UNIX was originally a project known as UNICS (Uniplexed Information and Computing System). This was a play on the MULTICS system at MIT. The first system was officially ran on a PDP-11/20 machine (a 16-bit minicomputer) in 1970.
In 1973, Unix was re-written into the C programming language. Versions 4, 5, and 6 were released by 1975 (included pipes for faster processing speeds).
UNIX/32V was released for the VAX (a 32-bit computing architecture) in 1978; it was a port to the PDP-11th Edition UNIX; a virtual memory was added at University of Berkeley.

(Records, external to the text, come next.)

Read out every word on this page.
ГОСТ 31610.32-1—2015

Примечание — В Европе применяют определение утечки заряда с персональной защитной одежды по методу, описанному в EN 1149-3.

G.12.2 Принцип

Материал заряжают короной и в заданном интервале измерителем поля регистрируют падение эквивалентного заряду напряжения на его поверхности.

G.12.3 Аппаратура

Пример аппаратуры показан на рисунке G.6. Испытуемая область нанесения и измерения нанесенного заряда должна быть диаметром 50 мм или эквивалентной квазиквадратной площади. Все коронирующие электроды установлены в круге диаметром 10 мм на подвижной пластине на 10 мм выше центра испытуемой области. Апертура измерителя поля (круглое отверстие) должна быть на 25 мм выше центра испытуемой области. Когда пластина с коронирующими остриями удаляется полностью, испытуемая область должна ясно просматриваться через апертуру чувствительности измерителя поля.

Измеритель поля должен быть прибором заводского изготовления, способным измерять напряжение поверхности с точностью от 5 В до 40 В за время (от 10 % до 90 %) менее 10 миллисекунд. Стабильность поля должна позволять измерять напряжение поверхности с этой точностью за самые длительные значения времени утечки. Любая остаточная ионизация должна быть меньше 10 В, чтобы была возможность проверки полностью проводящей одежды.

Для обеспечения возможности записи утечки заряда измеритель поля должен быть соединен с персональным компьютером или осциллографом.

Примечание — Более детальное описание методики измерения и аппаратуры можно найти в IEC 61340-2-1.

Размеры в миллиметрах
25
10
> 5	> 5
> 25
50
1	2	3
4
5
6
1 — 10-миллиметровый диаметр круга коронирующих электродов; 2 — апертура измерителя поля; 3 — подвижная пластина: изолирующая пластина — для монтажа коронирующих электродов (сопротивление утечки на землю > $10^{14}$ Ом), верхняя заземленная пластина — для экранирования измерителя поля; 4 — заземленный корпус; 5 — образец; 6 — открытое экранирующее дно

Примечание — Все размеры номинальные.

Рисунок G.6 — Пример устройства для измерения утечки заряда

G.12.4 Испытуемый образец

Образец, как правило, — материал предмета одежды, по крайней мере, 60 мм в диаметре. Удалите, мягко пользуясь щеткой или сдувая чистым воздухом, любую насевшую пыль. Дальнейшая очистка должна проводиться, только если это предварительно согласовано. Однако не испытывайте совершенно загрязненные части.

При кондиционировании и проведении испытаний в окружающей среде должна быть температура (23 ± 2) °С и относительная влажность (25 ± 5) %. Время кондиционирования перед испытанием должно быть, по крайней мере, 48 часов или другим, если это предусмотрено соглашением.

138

During the 1980's, UNIX System III based on V7 was developed by AT&T. The University of Berkeley developed its own alternative, BSD UNIX. The most important improvement was the addition of the TCP/IP network code to the kernel.
Sun Microsystems developed the SunOS for workstations in 1980. Microsoft released a Unix for 16-bit microcomputers called Xenix in the 1980's. UNIX System V contained various features such as file locking, system administration, etc. During the 1990's, UnixWare was developed by Univel. By the 2000's, HP-UX, IBM’s AIX, and other open source UNIX based operating systems were released.